God knows that. He loves us more than anything, and He has given us the perfect gift. He knows most of us don’t need another potholder or a scented soap-on-a-rope. What we need is to feel loved. To feel wanted. To feel cherished.

That’s why He gave us the greatest gift of all time. He wanted to have a relationship with each and every one of us so that He could show us how important we are to Him. But that wasn’t possible without a great sacrifice. He gave the most expensive gift of all time – His Son – so that we could know how much He wants us, how He cherishes us. He wanted us to know how very much He loves us.

So He paid the ultimate price. He sent us His Son, born in a stable in Bethlehem. He sent His Son to live the life of a carpenter, to travel dusty roads on foot, to teach and heal and preach and reveal that very love to us. He sent His Son to take the punishment for our sins, because He knew we could never afford to pay that price without Him.

He gave us the perfect gift – His love. He holds it out to us on Christmas day and every day. All we have to do is take it.

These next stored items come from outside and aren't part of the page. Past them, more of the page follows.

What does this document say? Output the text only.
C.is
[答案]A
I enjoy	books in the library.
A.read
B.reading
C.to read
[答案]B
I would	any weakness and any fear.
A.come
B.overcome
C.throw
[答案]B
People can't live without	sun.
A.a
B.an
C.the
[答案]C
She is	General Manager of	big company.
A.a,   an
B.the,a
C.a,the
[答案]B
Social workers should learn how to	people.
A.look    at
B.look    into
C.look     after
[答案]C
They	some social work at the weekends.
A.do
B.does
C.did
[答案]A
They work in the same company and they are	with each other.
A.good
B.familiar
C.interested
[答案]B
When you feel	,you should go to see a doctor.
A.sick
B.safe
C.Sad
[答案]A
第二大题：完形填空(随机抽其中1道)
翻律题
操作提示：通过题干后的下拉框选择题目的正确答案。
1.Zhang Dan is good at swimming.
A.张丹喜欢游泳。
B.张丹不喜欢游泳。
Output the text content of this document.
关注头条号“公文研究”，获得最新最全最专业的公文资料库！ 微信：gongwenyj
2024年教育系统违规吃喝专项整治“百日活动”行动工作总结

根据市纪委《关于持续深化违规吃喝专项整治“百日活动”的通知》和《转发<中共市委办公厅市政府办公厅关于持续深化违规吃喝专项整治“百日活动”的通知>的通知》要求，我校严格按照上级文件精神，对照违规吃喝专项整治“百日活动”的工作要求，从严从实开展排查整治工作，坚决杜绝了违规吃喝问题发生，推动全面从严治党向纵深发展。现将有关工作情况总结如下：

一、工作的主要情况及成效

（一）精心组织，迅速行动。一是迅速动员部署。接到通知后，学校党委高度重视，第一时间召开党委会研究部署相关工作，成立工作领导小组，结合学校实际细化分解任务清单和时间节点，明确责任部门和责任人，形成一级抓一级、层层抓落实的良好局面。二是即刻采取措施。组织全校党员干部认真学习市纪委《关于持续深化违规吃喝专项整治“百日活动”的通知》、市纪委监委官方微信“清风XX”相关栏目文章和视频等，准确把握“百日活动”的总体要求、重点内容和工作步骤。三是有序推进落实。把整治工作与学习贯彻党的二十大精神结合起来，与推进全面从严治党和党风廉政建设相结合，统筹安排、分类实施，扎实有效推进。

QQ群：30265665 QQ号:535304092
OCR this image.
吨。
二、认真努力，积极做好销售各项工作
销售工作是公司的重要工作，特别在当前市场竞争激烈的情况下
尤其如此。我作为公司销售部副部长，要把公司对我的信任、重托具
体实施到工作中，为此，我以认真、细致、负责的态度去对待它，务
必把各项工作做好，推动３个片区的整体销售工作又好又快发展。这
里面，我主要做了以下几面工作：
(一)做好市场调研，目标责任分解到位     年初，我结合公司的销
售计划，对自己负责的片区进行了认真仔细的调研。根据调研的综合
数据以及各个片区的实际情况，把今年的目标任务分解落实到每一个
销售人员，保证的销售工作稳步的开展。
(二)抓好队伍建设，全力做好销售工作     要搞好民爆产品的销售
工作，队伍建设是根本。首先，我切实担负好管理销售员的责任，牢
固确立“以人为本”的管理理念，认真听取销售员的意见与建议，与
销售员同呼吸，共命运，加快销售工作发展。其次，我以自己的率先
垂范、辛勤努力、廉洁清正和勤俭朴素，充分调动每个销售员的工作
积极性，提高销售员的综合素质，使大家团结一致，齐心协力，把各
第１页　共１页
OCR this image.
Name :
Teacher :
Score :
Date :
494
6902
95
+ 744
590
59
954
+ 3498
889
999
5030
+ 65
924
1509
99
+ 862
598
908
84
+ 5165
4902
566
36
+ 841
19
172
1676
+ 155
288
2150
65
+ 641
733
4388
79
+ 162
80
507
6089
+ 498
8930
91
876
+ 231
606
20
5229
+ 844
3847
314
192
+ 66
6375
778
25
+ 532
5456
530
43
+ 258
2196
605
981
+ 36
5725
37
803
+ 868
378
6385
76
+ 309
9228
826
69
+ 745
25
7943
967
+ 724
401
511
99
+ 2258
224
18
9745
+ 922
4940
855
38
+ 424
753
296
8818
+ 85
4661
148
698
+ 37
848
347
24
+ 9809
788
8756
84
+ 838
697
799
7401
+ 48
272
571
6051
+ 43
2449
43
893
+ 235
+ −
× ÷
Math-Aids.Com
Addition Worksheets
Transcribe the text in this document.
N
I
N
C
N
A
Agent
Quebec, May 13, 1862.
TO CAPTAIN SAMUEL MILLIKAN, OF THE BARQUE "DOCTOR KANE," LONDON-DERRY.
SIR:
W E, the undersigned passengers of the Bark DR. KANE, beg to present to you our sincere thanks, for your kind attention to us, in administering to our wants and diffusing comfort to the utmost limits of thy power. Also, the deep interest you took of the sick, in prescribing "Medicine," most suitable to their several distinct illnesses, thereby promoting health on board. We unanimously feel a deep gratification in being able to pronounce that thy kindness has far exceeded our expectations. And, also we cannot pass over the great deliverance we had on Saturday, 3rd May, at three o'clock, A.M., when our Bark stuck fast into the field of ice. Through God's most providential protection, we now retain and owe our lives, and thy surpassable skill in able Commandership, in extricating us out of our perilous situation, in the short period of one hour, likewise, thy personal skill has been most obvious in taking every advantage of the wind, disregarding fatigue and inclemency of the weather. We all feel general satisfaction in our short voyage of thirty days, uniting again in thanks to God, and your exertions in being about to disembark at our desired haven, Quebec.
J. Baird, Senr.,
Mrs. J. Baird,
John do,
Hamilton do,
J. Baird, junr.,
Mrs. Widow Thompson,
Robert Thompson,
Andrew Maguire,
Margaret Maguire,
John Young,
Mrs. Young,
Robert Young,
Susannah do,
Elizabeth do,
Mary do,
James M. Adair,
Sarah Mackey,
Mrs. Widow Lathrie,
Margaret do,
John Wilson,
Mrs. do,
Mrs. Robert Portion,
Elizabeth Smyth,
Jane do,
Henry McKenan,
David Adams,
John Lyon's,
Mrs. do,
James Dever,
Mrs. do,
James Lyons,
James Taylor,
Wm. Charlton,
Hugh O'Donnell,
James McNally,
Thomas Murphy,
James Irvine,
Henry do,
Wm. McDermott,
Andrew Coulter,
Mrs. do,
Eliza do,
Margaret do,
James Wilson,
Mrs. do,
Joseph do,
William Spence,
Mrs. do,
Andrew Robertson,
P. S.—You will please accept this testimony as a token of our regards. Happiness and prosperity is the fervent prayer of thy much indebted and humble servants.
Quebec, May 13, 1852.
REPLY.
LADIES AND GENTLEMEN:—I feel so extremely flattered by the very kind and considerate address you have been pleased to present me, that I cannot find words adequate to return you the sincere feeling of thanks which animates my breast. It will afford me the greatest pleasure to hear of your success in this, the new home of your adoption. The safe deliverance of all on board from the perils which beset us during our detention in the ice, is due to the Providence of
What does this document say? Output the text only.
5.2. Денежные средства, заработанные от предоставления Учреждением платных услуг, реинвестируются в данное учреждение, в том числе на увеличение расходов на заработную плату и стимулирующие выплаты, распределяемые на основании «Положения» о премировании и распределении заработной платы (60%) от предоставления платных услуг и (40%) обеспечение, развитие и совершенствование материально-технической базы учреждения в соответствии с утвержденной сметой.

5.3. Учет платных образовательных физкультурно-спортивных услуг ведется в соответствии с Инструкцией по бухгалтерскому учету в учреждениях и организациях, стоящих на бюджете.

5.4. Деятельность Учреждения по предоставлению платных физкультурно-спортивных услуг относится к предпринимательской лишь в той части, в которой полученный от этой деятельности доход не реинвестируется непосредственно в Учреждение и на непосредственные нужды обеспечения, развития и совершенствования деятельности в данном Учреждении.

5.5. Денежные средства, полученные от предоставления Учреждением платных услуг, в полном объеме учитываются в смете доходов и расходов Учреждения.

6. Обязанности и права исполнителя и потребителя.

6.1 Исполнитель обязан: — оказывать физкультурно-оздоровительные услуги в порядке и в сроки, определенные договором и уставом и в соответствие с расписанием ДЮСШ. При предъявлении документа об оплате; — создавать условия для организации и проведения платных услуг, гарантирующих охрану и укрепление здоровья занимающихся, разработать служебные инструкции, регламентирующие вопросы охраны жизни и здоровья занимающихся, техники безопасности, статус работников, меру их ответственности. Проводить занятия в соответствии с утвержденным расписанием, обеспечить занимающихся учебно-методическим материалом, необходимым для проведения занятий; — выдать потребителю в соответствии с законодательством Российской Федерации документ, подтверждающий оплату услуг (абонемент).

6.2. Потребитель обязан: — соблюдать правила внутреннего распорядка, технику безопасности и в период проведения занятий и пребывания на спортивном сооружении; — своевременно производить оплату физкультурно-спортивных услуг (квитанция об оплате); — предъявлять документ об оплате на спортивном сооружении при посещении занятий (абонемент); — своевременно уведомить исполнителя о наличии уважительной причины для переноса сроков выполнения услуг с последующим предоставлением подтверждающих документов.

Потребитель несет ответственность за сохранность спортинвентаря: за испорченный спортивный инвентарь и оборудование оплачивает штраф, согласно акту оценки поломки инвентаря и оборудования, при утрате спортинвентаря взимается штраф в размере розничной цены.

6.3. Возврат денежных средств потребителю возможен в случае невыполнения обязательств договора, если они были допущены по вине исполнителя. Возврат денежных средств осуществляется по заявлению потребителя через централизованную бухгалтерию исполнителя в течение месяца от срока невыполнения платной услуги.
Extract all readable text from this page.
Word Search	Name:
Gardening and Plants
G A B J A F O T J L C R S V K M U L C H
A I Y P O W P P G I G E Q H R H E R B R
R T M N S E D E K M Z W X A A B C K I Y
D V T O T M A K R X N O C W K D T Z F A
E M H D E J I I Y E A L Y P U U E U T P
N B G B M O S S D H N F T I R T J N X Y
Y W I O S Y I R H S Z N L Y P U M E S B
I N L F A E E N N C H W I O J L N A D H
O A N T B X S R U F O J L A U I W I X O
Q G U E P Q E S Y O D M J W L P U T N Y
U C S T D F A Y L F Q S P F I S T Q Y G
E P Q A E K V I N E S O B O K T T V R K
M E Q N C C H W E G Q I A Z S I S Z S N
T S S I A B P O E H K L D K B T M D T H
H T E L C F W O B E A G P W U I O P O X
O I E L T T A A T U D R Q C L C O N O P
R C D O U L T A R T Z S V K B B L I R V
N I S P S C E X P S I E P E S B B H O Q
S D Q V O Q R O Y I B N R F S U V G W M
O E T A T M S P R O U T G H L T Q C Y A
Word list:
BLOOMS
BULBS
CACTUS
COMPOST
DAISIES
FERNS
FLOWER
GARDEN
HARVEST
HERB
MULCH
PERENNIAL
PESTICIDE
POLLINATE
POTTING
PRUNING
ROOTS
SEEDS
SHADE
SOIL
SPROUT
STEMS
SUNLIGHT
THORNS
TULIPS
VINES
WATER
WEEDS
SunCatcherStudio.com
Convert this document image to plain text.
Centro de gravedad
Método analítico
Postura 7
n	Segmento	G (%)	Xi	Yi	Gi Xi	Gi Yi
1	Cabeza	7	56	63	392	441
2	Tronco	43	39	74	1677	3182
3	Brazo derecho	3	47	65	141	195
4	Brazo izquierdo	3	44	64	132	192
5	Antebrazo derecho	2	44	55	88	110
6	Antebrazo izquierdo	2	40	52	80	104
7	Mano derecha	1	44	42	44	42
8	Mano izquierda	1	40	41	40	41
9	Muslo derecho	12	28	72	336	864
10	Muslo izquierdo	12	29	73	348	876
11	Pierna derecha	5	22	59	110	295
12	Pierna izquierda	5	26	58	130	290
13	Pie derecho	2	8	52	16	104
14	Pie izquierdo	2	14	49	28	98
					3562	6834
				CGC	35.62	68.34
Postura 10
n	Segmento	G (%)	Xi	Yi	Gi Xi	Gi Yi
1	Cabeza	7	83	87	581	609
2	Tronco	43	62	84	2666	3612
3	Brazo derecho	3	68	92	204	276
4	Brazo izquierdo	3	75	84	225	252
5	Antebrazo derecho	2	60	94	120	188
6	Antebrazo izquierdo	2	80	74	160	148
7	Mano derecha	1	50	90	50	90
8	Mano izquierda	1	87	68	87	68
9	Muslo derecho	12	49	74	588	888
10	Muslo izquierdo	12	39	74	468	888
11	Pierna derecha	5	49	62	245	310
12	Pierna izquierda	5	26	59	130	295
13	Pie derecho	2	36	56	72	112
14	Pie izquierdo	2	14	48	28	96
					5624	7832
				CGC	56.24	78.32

“For God so loved the world that he gave his one and only Son, that whoever believes in him shall not perish but have eternal life,” John 3:16.

5 comments:

Aleta said...

God's love is the perfect gift. Ahem to that. It is His love that gives us the ability to love and if we can hold on to that, then any gift we give cannot amount to the love we offer one another.

Merry Christmas!

Renae said...

So true, Aleta! Merry Christmas!

Cheryl Barker said...

His love for us...amazing, isn't it?!

Have a blessed Christmas, Renae!

Jeanette said...

Wonderful post, Renae! The depth of the sacrifice God made to give us that Gift is just beyond me! As a mom, I want to do everything I can to spare my children pain and sorrow and suffering. When they have to go through it, I want to help all I can, and I suffer right along with them. How must God have felt to willingly and knowingly send his Son into such pain and suffering? How very much He loves us...

Renae said...

Hi Cheryl and Jeanette! Yes, I am overwhelmed when I think of the depth of sacrifice, the love it took for God to send his Son to us.

May you each have a blessed Christmas!